Numeri sorprendenti, tanto più se si considera che a fine 2019 l’intero paese movimentava 10,8 milioni di TEUs (al lordo del transhipment per giunta) contro i 10,6 del 2007; +1,9% in 12 anni. Ma non è stato chiarito quale shock di domanda dovrebbe miracolare le banchine genovesi, anche considerando che, nell’arco di tempo in cui si pensa di costruire la diga, il nuovo terminal di Vado Ligure sarà pienamente entrato in funzione, l’LSCT di La Spezia sarà raddoppiato e Livorno supererà i 2 milioni di TEUs di capacità (con almeno 450 milioni di euro di investimenti pubblici), per restare all’area geografica di riferimento.
Al netto di uno studio della stazione appaltante (Autorità di Sistema Portuale di Genova) e uno commissionato al Censis dalla Fondazione del Mare, non sono state rese note le fonti da cui Technital ha tratto questi numeri esplosivi. Indisponibile la titolare del dicastero Paola De Micheli (intervenuta solo per i saluti, per notificare la disponibilità del Governo a finanziare quanto necessario se non basteranno i 500 milioni chiesti a Bruxelles in ambito recovery plan e annunciare il ricorso alla Corte di Giustizia sulla vicenda tassazione delle AdSP), il sottosegretario alle Infrastrutture e Trasporti Roberto Traversi si è smarcato (“non mi sono occupato dei numeri”), mentre il presidente dell’AdSP Paolo Emilio Signorini ha rimarcato il fatto che “senza diga, parte significativa dell’attuale capacità dei terminal sarà in breve obsoleta”.
Il che, anche vero, non spiega l’origine dell’impennata della domanda che Technital ha posto a base dell’analisi costi-benefici. È stato allora il sindaco di Genova Marco Bucci a intervenire spiegando “che non è con questi ragionamenti e questi calcoli che si fanno le opere. Ci vuole visione”. Chissà se a Bruxelles, cui si chiede mezzo miliardo, si accontenteranno degli alati rimandi a Raffaele De Ferrari (che 120 anni fa, a dispetto del primo cittadino, era morto da un quarto di secolo) e si berranno il falso storico dell’origine latina del nome della città (da ianua, porta, tesi smentita ormai da anni dalla linguistica) o se pretenderanno che come tutto il continente anche l’Italia segua le linee guida europee basate appunto sull’analisi costi-benefici?
Se per i traffici le previsioni sono dunque fantasmagoriche, gli effetti occupazionali continuano intanto a restare un mistero.
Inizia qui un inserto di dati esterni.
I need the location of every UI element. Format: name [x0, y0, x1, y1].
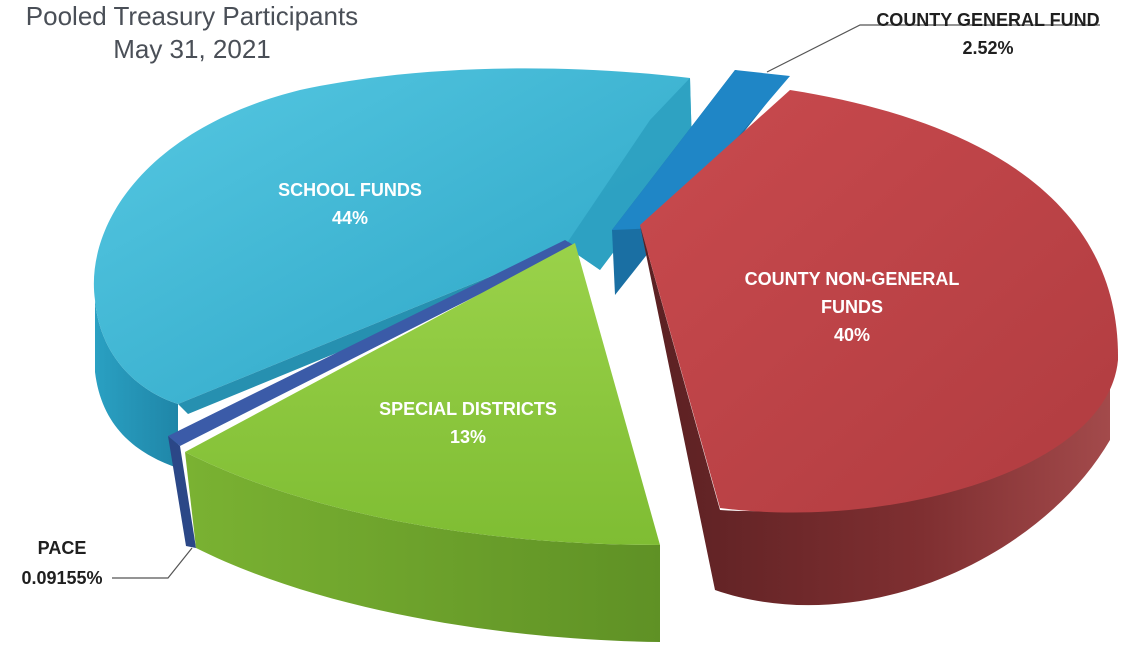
label-county-general-fund: COUNTY GENERAL FUND 2.52% [876, 10, 1099, 58]
svg-text:SPECIAL DISTRICTS: SPECIAL DISTRICTS [379, 399, 557, 419]
label-special-districts: SPECIAL DISTRICTS 13% [379, 399, 557, 447]
svg-text:40%: 40% [834, 325, 870, 345]
svg-text:COUNTY GENERAL FUND: COUNTY GENERAL FUND [876, 10, 1099, 30]
label-pace: PACE 0.09155% [21, 538, 102, 588]
leader-line-pace [112, 547, 193, 579]
svg-text:0.09155%: 0.09155% [21, 568, 102, 588]
pie-slice-pace [168, 240, 575, 548]
svg-text:PACE: PACE [38, 538, 87, 558]
leader-line-county-general [766, 24, 1100, 73]
svg-text:2.52%: 2.52% [962, 38, 1013, 58]
svg-text:COUNTY NON-GENERAL: COUNTY NON-GENERAL [745, 269, 960, 289]
svg-text:44%: 44% [332, 208, 368, 228]
svg-text:SCHOOL FUNDS: SCHOOL FUNDS [278, 180, 422, 200]
label-county-non-general-funds: COUNTY NON-GENERAL FUNDS 40% [745, 269, 960, 345]
svg-text:13%: 13% [450, 427, 486, 447]
svg-text:FUNDS: FUNDS [821, 297, 883, 317]
pie-slice-special-districts [185, 243, 660, 642]
label-school-funds: SCHOOL FUNDS 44% [278, 180, 422, 228]
chart-subtitle: May 31, 2021 [113, 34, 271, 64]
chart-title: Pooled Treasury Participants [26, 1, 358, 31]
pie-slice-county-non-general-funds [640, 90, 1119, 606]
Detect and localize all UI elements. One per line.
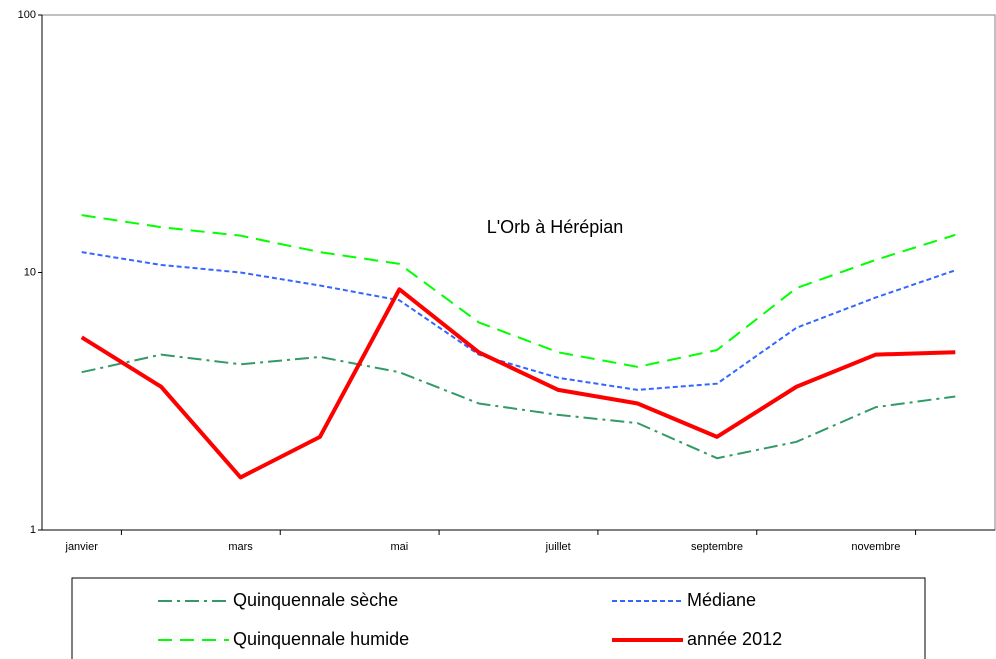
y-tick-label: 1 (30, 524, 36, 536)
legend-label: année 2012 (687, 629, 782, 649)
plot-area (41, 14, 996, 531)
x-tick-label: novembre (851, 541, 900, 553)
legend-label: Quinquennale humide (233, 629, 409, 649)
legend-label: Quinquennale sèche (233, 590, 398, 610)
legend (71, 577, 926, 659)
x-tick-label: janvier (65, 541, 99, 553)
y-tick-label: 10 (24, 266, 36, 278)
series-line (80, 287, 956, 480)
x-tick-label: mars (228, 541, 253, 553)
legend-label: Médiane (687, 590, 756, 610)
x-tick-label: mai (391, 541, 409, 553)
series-line (81, 251, 956, 391)
chart-title: L'Orb à Hérépian (487, 217, 624, 237)
x-tick-label: septembre (691, 541, 743, 553)
series-line (81, 353, 956, 460)
y-tick-label: 100 (18, 9, 36, 21)
series-line (81, 214, 956, 368)
x-tick-label: juillet (545, 541, 571, 553)
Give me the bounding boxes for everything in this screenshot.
Vedremo nei prossimi incontri, anche perché il tema è centrale per il territorio, dato che al recupero dei volumi registrato dal 2008 in poi (+50% in tonnellate), che ha riportato il porto a livelli paragonabili a quelli del 2007, si è accompagnata una crescita occupazionale inferiore all’1%. Anche senza entrare nelle dinamiche salariali, la correlazione fra volumi e posti di lavoro, vuoi per automazione, rese, produttività, resta preoccupantemente scarsa.
Nel frattempo, mentre l’ammiraglio Nicola Carlone, Direttore marittimo della Liguria e Comandante del Porto di Genova, più ancora degli altri partecipanti è sembrato tecnicamente orientato, fra le tre proposte, sulla selezione della cosiddetta “soluzione 3” (si veda l’immagine in pagina), è emerso qualche dato su soldi e tempi. Secondo Technital, che ha diviso ogni opzione in due parti, la prima fase costerà fra 750 e 950 milioni di euro, mentre per completare l’opera serviranno fra gli 1 e 1,3 miliardi.
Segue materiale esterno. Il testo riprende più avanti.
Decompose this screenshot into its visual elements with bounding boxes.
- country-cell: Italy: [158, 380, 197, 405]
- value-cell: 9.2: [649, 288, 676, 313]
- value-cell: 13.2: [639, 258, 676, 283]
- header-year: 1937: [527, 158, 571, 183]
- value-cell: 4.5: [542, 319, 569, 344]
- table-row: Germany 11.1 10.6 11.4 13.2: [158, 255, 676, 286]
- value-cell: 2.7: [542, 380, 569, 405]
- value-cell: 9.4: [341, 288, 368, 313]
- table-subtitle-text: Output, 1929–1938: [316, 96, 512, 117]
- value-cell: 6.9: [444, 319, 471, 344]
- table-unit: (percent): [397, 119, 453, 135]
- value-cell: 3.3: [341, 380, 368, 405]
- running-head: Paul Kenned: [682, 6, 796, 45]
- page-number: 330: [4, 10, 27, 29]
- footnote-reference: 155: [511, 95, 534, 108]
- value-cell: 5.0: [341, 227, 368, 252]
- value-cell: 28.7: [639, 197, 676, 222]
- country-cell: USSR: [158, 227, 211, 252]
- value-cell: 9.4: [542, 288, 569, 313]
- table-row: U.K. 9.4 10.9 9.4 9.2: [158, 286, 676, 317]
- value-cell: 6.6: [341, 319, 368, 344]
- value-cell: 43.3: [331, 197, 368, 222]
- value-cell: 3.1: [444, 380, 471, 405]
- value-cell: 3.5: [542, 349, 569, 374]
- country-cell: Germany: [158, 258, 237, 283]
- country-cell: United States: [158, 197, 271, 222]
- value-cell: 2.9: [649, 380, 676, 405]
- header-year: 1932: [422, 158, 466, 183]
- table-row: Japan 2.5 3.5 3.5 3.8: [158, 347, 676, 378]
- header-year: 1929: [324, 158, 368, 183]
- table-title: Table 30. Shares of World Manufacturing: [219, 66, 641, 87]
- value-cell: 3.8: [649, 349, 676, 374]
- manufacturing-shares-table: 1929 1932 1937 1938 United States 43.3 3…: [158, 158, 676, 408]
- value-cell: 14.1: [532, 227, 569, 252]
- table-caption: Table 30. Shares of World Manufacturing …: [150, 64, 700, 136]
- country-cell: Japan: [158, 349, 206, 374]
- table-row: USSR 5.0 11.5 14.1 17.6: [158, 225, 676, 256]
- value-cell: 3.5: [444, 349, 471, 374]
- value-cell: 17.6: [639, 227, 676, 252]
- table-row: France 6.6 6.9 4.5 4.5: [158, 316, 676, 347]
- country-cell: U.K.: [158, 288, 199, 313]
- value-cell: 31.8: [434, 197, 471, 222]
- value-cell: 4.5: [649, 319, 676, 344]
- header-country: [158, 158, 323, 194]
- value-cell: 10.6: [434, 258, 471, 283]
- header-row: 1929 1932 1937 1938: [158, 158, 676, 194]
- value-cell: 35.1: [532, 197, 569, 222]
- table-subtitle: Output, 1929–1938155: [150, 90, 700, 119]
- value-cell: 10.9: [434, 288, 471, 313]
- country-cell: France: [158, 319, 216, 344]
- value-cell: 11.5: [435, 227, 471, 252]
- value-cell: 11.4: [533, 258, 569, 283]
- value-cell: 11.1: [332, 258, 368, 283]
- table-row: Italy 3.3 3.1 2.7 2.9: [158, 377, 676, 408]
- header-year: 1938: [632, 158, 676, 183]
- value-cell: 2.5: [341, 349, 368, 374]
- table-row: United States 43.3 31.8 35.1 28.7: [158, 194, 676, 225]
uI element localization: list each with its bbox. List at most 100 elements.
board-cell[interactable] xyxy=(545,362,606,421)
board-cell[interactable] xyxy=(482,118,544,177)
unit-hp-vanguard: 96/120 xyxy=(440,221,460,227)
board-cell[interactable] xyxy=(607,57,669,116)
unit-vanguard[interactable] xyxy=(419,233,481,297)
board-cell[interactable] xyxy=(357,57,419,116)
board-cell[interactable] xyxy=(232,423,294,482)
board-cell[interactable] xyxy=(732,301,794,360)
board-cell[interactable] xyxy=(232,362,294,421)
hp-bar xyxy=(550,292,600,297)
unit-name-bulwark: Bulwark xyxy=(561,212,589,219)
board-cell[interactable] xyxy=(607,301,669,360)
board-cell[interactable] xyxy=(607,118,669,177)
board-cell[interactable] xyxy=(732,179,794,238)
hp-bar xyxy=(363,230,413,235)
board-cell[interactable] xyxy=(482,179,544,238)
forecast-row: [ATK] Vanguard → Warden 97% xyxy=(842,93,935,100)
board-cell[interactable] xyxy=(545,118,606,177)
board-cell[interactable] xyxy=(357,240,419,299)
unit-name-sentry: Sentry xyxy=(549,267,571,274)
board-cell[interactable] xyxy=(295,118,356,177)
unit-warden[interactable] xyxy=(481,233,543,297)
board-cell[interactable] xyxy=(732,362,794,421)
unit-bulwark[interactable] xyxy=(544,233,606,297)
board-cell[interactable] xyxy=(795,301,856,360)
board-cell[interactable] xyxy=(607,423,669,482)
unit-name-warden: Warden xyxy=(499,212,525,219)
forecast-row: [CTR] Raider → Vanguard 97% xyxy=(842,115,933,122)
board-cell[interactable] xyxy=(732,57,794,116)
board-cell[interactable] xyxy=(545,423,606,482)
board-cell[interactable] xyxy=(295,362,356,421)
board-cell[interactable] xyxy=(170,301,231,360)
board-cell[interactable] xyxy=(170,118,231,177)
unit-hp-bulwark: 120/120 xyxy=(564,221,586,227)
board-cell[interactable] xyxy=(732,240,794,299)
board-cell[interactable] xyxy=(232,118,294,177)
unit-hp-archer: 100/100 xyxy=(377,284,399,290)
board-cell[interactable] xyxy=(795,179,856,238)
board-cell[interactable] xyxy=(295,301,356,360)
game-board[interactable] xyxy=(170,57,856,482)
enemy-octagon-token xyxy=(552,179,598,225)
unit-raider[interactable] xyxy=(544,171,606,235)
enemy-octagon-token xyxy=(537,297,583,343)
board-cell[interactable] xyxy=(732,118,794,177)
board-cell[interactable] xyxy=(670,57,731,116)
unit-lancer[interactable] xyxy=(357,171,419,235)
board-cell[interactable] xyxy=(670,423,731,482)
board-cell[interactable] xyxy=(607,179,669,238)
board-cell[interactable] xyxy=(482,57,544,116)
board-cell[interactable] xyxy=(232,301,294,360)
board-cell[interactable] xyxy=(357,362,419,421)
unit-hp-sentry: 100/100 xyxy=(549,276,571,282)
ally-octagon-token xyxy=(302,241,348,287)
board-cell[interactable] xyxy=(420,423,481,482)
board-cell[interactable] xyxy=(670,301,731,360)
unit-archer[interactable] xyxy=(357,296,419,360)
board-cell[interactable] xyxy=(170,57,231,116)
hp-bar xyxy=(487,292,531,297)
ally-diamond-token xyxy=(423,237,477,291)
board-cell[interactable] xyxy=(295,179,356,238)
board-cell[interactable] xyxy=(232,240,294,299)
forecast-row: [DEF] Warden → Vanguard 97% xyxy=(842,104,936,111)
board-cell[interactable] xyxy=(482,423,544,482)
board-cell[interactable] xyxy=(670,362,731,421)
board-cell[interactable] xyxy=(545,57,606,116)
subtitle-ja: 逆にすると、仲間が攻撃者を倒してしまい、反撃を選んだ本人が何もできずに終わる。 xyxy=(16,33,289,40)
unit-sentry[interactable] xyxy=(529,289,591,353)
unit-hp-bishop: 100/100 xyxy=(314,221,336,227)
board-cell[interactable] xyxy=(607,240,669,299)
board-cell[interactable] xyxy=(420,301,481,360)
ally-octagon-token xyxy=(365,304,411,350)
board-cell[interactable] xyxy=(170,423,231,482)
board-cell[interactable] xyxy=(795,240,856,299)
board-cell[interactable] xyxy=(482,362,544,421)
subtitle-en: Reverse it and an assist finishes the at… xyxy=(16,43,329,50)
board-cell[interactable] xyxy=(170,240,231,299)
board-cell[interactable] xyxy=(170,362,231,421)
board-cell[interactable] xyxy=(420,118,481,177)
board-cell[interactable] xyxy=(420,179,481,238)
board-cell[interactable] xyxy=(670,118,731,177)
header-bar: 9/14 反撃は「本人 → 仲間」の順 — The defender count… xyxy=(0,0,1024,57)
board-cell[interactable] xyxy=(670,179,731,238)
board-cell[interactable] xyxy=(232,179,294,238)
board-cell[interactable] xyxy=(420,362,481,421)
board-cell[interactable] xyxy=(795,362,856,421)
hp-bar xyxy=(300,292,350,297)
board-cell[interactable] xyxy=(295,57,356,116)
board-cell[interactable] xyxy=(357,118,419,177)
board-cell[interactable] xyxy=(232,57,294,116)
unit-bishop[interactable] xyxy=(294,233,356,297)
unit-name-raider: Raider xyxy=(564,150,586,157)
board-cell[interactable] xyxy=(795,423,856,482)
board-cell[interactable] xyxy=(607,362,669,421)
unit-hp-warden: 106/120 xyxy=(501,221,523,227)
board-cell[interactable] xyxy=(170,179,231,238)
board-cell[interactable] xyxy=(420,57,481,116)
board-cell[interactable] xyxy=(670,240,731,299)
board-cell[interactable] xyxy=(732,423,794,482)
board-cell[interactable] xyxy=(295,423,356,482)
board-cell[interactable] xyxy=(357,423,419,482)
Incongruenze sui tempi. Dall’orizzonte ufficiale (secondo l’AdSP) del 2030, Technital è scesa a 8 anni: 1 per la progettazione (in corso la prima fase) e 7 per la realizzazione. Resta da capire come ciò si concili col recovery fund, che prevede il finanziamento di progetti da completarsi tassativamente entro il 2026: tempus fugit direbbe il sindaco.